Dalam sambutannya, Kepala Dinas Perpustakaan dan Kearsipan Kabupaten Pacitan, Amat Taufan, menyampaikan apresiasi dan terima kasih kepada Perpustakaan Nasional Republik Indonesia atas dukungan Dana Alokasi Khusus (DAK) Non Fisik yang diberikan kepada Kabupaten Pacitan pada tahun anggaran 2025 dan 2026. Dukungan tersebut dinilai sangat penting dalam mendorong peningkatan kualitas literasi di daerah.
“Melalui dukungan ini, kami berharap gerakan literasi di Pacitan dapat terus berkembang dan berjalan optimal.

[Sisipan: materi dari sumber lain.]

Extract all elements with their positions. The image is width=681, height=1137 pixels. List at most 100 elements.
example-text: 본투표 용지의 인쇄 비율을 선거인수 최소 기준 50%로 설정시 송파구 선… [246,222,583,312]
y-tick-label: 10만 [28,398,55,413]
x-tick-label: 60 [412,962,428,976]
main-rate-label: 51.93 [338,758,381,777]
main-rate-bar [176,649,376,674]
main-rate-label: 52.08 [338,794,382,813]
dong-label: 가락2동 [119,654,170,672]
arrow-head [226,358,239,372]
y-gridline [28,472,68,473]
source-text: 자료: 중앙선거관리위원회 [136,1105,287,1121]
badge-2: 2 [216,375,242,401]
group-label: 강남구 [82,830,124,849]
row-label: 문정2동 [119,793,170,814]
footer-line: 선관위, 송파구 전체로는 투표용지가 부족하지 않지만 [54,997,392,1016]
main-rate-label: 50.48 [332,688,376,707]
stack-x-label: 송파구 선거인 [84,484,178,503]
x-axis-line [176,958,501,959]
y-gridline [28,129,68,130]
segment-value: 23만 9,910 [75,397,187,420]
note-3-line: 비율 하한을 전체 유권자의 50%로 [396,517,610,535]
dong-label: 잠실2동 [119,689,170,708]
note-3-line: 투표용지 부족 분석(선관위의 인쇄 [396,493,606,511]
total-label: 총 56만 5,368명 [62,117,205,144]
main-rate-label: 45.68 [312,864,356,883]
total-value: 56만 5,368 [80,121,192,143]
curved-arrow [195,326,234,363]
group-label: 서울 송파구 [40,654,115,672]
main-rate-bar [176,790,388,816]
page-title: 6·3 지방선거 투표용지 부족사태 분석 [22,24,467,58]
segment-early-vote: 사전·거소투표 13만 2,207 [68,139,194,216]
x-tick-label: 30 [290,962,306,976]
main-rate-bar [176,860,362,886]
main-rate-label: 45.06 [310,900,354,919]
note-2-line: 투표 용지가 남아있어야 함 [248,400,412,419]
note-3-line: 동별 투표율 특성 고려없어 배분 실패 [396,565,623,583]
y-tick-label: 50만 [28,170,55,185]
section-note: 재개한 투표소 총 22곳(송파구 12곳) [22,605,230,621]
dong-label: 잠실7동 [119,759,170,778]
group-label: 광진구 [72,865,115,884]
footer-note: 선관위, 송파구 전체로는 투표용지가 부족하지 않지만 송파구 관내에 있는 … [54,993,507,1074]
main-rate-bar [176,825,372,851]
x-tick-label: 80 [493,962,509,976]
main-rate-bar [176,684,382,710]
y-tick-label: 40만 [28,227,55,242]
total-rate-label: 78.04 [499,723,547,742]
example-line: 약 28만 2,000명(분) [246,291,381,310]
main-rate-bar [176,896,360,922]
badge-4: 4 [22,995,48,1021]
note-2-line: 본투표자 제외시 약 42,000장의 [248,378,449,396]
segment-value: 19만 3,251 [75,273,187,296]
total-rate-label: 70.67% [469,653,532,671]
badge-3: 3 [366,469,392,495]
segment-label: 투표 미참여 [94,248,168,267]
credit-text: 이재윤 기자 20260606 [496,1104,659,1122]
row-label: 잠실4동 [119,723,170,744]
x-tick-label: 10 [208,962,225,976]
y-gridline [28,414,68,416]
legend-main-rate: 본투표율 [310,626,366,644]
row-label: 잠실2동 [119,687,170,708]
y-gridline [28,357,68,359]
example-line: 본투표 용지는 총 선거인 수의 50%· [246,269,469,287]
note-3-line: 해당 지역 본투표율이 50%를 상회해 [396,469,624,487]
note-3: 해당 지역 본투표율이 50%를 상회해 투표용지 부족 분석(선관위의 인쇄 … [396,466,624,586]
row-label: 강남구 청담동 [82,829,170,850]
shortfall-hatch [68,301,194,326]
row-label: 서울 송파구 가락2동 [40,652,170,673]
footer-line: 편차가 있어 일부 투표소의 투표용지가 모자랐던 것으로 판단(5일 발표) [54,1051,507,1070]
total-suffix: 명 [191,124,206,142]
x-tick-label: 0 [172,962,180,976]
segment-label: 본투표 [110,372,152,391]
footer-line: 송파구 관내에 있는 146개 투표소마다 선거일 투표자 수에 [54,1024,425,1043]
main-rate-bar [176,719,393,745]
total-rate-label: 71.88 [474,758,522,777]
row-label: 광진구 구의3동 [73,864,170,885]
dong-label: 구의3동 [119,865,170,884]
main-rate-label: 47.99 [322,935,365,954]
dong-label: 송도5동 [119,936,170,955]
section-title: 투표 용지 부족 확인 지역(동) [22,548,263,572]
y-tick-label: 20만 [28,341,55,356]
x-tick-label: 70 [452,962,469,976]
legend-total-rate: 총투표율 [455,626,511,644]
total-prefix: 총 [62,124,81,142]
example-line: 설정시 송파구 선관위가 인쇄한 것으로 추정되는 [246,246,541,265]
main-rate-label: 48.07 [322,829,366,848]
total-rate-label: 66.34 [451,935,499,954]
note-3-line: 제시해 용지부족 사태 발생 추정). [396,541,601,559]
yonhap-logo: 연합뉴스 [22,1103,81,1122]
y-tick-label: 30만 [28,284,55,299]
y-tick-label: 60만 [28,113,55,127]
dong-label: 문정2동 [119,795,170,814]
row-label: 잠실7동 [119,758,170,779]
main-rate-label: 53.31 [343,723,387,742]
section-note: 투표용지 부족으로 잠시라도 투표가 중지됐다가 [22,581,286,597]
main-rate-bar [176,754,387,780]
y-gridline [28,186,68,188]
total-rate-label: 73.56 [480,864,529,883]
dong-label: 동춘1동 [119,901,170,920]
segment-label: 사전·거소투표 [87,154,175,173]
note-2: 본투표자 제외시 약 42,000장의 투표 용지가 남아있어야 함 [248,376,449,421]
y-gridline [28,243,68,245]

Sejalan dengan semangat bahwa perpustakaan hadir demi harkat dan martabat bangsa,” ujarnya. Ia juga menegaskan harapannya agar masyarakat Pacitan semakin maju, sejahtera, dan berbahagia melalui penguatan budaya literasi.
Kegiatan Bimtek yang berlangsung selama tiga hari ini diikuti oleh sekitar 70 peserta dari berbagai latar belakang. Pada hari terakhir, Selasa (28/4/2026), kegiatan menghadirkan narasumber akademisi sekaligus budayawan dan jurnalis, Dr. Agoes Hendriyanto, M.Pd., dari STKIP PGRI Pacitan serta Socio Cultura Indonesia. Kehadiran narasumber ini memberikan penguatan materi terkait penulisan berbasis budaya lokal dan kajian kebudayaan.

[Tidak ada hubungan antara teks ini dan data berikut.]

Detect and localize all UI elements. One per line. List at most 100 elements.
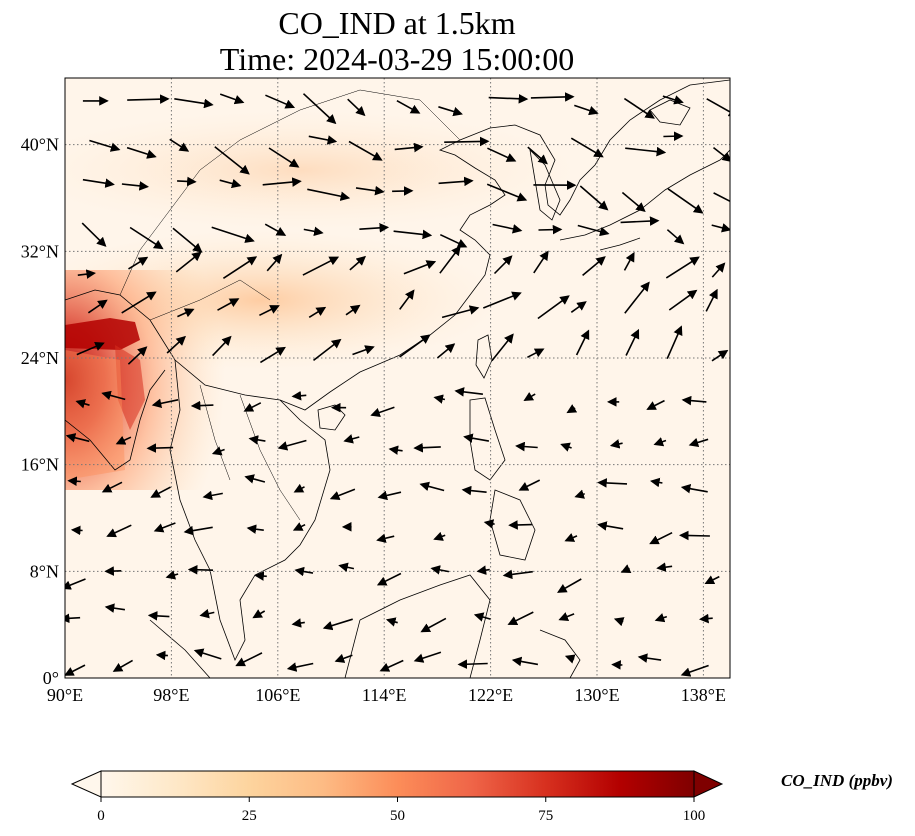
wind-arrow: [77, 269, 96, 279]
colorbar-extend-max: [693, 770, 724, 798]
wind-arrow: [625, 146, 667, 157]
wind-arrow: [649, 531, 673, 545]
wind-arrow: [155, 650, 168, 661]
wind-arrow: [433, 531, 446, 541]
title-line1: CO_IND at 1.5km: [278, 5, 515, 41]
wind-arrow: [461, 485, 487, 496]
wind-arrow: [67, 476, 81, 487]
wind-arrow: [654, 613, 668, 623]
wind-arrow: [214, 146, 250, 175]
wind-arrow: [492, 223, 523, 234]
wind-arrow: [688, 437, 709, 448]
wind-arrow: [307, 188, 351, 201]
wind-arrow: [457, 659, 488, 670]
coastline-mainland: [65, 79, 730, 411]
wind-arrow: [624, 281, 650, 314]
wind-arrow: [487, 147, 517, 162]
wind-arrow: [129, 226, 164, 250]
wind-arrow: [65, 664, 86, 676]
co-plume-north: [65, 110, 580, 230]
wind-arrow: [570, 301, 587, 313]
wind-arrow: [653, 437, 667, 447]
wind-arrow: [625, 328, 640, 356]
wind-arrow: [252, 609, 266, 619]
wind-arrow: [376, 572, 402, 586]
coastline-sulawesi: [539, 629, 581, 678]
wind-arrow: [507, 611, 534, 625]
wind-arrow: [151, 398, 179, 409]
wind-arrow: [81, 222, 107, 247]
wind-arrow: [620, 216, 660, 226]
wind-arrow: [268, 147, 300, 168]
coastline-hokkaido: [649, 99, 691, 126]
wind-arrow: [620, 564, 632, 573]
colorbar-tick-label: 25: [242, 808, 257, 824]
wind-arrow: [266, 253, 283, 272]
wind-arrow: [656, 562, 673, 572]
wind-arrow: [493, 255, 513, 275]
wind-arrow: [308, 306, 327, 318]
lat-tick-label: 8°N: [30, 561, 59, 581]
wind-arrow: [646, 399, 665, 410]
wind-arrow: [706, 98, 730, 117]
colorbar-ticks: 0 25 50 75 100: [97, 797, 705, 824]
wind-arrow: [711, 262, 726, 278]
lat-tick-label: 40°N: [21, 135, 59, 155]
wind-arrow: [359, 223, 390, 233]
wind-arrow: [70, 525, 83, 536]
wind-arrow: [349, 255, 367, 271]
wind-arrow: [76, 342, 105, 356]
wind-arrow: [265, 94, 296, 109]
wind-arrow: [302, 93, 337, 125]
coastline-sumatra: [149, 619, 211, 678]
wind-arrow: [82, 178, 115, 188]
wind-arrow: [345, 304, 361, 316]
wind-arrow: [370, 406, 395, 418]
wind-arrow: [530, 92, 575, 102]
wind-arrow: [668, 289, 698, 311]
lat-tick-label: 0°: [43, 668, 59, 688]
wind-arrow: [438, 106, 463, 117]
wind-arrow: [193, 648, 222, 660]
wind-vectors: [65, 92, 730, 677]
wind-arrow: [166, 335, 186, 354]
wind-arrow: [202, 490, 223, 501]
wind-arrow: [623, 251, 635, 271]
wind-arrow: [187, 564, 214, 575]
wind-arrow: [235, 652, 263, 667]
wind-arrow: [527, 146, 548, 165]
wind-arrow: [302, 256, 340, 276]
coastline-japan: [559, 149, 730, 251]
title-line2: Time: 2024-03-29 15:00:00: [220, 41, 574, 77]
co-streak: [115, 345, 145, 430]
wind-arrow: [177, 308, 195, 318]
wind-arrow: [291, 390, 307, 401]
wind-arrow: [680, 483, 708, 494]
coastline-bay-bengal: [65, 369, 166, 471]
wind-arrow: [190, 400, 214, 411]
wind-arrow: [667, 188, 704, 214]
wind-arrow: [621, 191, 646, 213]
wind-arrow: [338, 562, 355, 572]
wind-arrow: [508, 520, 532, 530]
wind-arrow: [533, 250, 549, 274]
wind-arrow: [538, 224, 563, 235]
wind-arrow: [165, 570, 179, 580]
wind-arrow: [483, 519, 495, 529]
wind-arrow: [348, 140, 383, 161]
wind-arrow: [403, 260, 437, 275]
wind-arrow: [112, 659, 134, 672]
wind-arrow: [153, 522, 176, 533]
wind-arrow: [663, 131, 684, 142]
wind-arrow: [560, 442, 572, 452]
wind-arrow: [705, 288, 718, 312]
wind-arrow: [264, 223, 287, 236]
wind-arrow: [172, 227, 203, 253]
wind-arrow: [392, 186, 414, 196]
co-hotspot: [65, 270, 225, 490]
wind-arrow: [476, 565, 490, 575]
wind-arrow: [322, 618, 353, 631]
wind-arrow: [219, 93, 245, 105]
lat-tick-label: 16°N: [21, 455, 59, 475]
wind-arrow: [104, 566, 122, 576]
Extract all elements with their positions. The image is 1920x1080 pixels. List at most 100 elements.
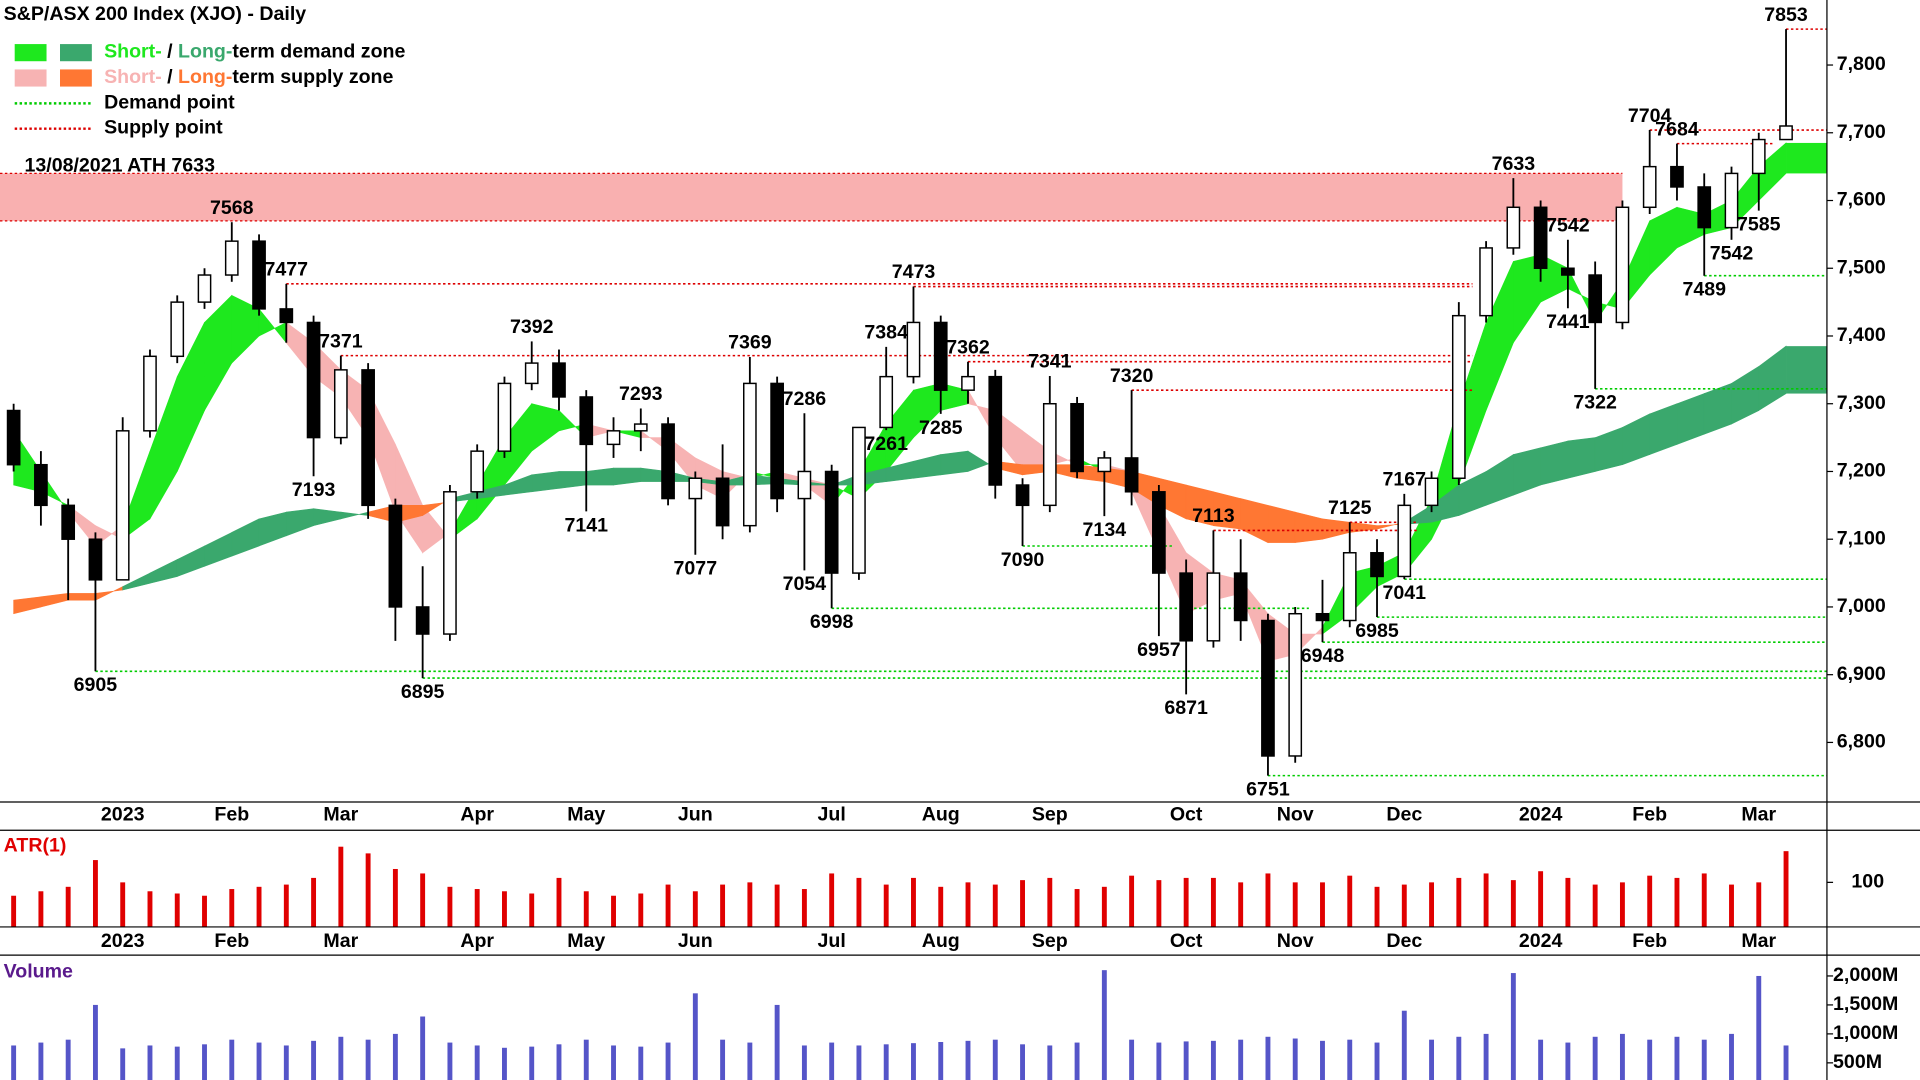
- candle-body: [743, 382, 757, 527]
- bar: [1129, 1039, 1135, 1080]
- candle-body: [497, 382, 512, 452]
- candle-body: [1206, 572, 1221, 642]
- bar: [256, 1042, 262, 1080]
- price-annotation: 7568: [210, 197, 254, 219]
- candle-body: [770, 382, 784, 500]
- bar: [1020, 880, 1025, 927]
- bar: [1510, 880, 1516, 927]
- candle-body: [1097, 457, 1112, 473]
- zone-ribbon: [1267, 504, 1296, 543]
- candle-body: [1370, 552, 1384, 578]
- price-annotation: 6948: [1301, 645, 1345, 667]
- bar: [1592, 884, 1598, 927]
- zone-extension: [1786, 142, 1827, 174]
- candle-body: [115, 430, 130, 581]
- zone-ribbon: [1540, 440, 1569, 486]
- legend-swatch: [60, 44, 92, 62]
- candle-body: [470, 450, 485, 493]
- x-tick-label: Jul: [818, 930, 846, 952]
- candle-body: [1424, 477, 1439, 507]
- candle-body: [1152, 491, 1166, 574]
- bar: [665, 1042, 671, 1080]
- legend-entry: Short- / Long-term demand zone: [104, 41, 405, 63]
- candle-body: [606, 430, 621, 446]
- bar: [1456, 877, 1462, 927]
- bar: [229, 1039, 235, 1080]
- bar: [992, 1039, 998, 1080]
- bar: [38, 1042, 44, 1080]
- candle-body: [961, 375, 975, 391]
- bar: [65, 886, 71, 927]
- bar: [1374, 1042, 1380, 1080]
- price-annotation: 7489: [1682, 279, 1726, 301]
- bar: [774, 884, 780, 927]
- bar: [174, 1046, 180, 1080]
- candle-body: [443, 491, 457, 635]
- x-tick-label: Sep: [1032, 930, 1068, 952]
- price-annotation: 7141: [564, 514, 608, 536]
- price-annotation: 6895: [401, 681, 445, 703]
- bar: [1374, 886, 1380, 927]
- bar: [774, 1004, 780, 1080]
- bar: [1074, 889, 1080, 927]
- legend-text: Supply point: [104, 117, 223, 139]
- bar: [1565, 1042, 1571, 1080]
- bar: [1429, 1039, 1435, 1080]
- x-tick-label: Aug: [922, 804, 960, 826]
- legend-swatch: [60, 69, 92, 87]
- y-tick-label: 7,800: [1837, 53, 1886, 75]
- bar: [829, 873, 835, 927]
- bar: [638, 1046, 644, 1080]
- price-annotation: 7261: [864, 433, 908, 455]
- bar: [1320, 882, 1325, 927]
- price-annotation: 7134: [1083, 519, 1127, 541]
- bar: [338, 1036, 344, 1080]
- y-tick-label: 7,100: [1837, 527, 1886, 549]
- x-tick-label: Oct: [1170, 804, 1203, 826]
- bar: [1156, 880, 1162, 927]
- bar: [147, 891, 153, 927]
- price-annotation: 7041: [1383, 582, 1427, 604]
- candle-body: [1561, 267, 1575, 276]
- bar: [283, 884, 289, 927]
- candle-body: [1261, 619, 1275, 757]
- x-tick-label: Apr: [460, 930, 494, 952]
- bar: [365, 853, 371, 927]
- bar: [1429, 882, 1435, 927]
- candle-body: [1479, 247, 1493, 317]
- bar: [1456, 1036, 1462, 1080]
- y-tick-label: 500M: [1833, 1051, 1882, 1073]
- candle-body: [279, 308, 294, 324]
- bar: [1129, 875, 1135, 927]
- candle-body: [852, 426, 866, 574]
- bar: [147, 1045, 153, 1080]
- y-tick-label: 7,400: [1837, 324, 1886, 346]
- bar: [638, 893, 644, 927]
- bar: [665, 884, 671, 927]
- legend-text: Long-: [178, 66, 232, 88]
- bar: [1647, 875, 1653, 927]
- bar: [365, 1039, 371, 1080]
- legend-text: Demand point: [104, 92, 235, 114]
- bar: [11, 1045, 17, 1080]
- legend-entry: Supply point: [104, 117, 223, 139]
- price-annotation: 7320: [1110, 365, 1154, 387]
- bar: [720, 884, 726, 927]
- bar: [1347, 875, 1353, 927]
- candle-body: [524, 362, 539, 385]
- legend-text: Short-: [104, 66, 162, 88]
- y-tick-label: 7,000: [1837, 595, 1886, 617]
- candle-body: [1015, 484, 1030, 507]
- bar: [420, 873, 426, 927]
- bar: [883, 884, 889, 927]
- y-tick-label: 1,500M: [1833, 993, 1898, 1015]
- candle-body: [797, 470, 812, 500]
- bar: [856, 1045, 862, 1080]
- bar: [1292, 1038, 1298, 1080]
- price-annotation: 7362: [946, 336, 990, 358]
- legend-text: /: [162, 66, 178, 88]
- candle-body: [143, 355, 157, 432]
- price-annotation: 7473: [892, 261, 936, 283]
- bar: [120, 882, 126, 927]
- y-tick-label: 7,600: [1837, 189, 1886, 211]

Dalam pemaparannya, Dr. Agoes Hendriyanto menekankan pentingnya inventarisasi dan kajian objek pemajuan kebudayaan sebagai langkah pelestarian budaya Pacitan. Melalui lembaga Socio Cultura Indonesia, berbagai potensi budaya lokal terus didokumentasikan agar tidak hilang ditelan zaman.
Ia juga dikenal sebagai penulis sejumlah karya, di antaranya Ensiklopedia Pacitan Kota Misteri jilid 1 hingga 4 serta buku Situs Watupatok, Situs yang Terlupakan. Bahkan, pada tahun 2026 mendatang, rencananya Ensiklopedia Pacitan Kota Misteri Jilid 4 akan kembali diterbitkan sebagai lanjutan dokumentasi sejarah dan budaya lokal Pacitan.
Kegiatan ini menjadi momentum penting dalam menguatkan literasi budaya di Kabupaten Pacitan. Harapannya, melalui kolaborasi antara pemerintah, akademisi, dan pegiat budaya, lahir lebih banyak karya tulis yang mampu mengangkat potensi lokal sekaligus memperkuat identitas budaya daerah.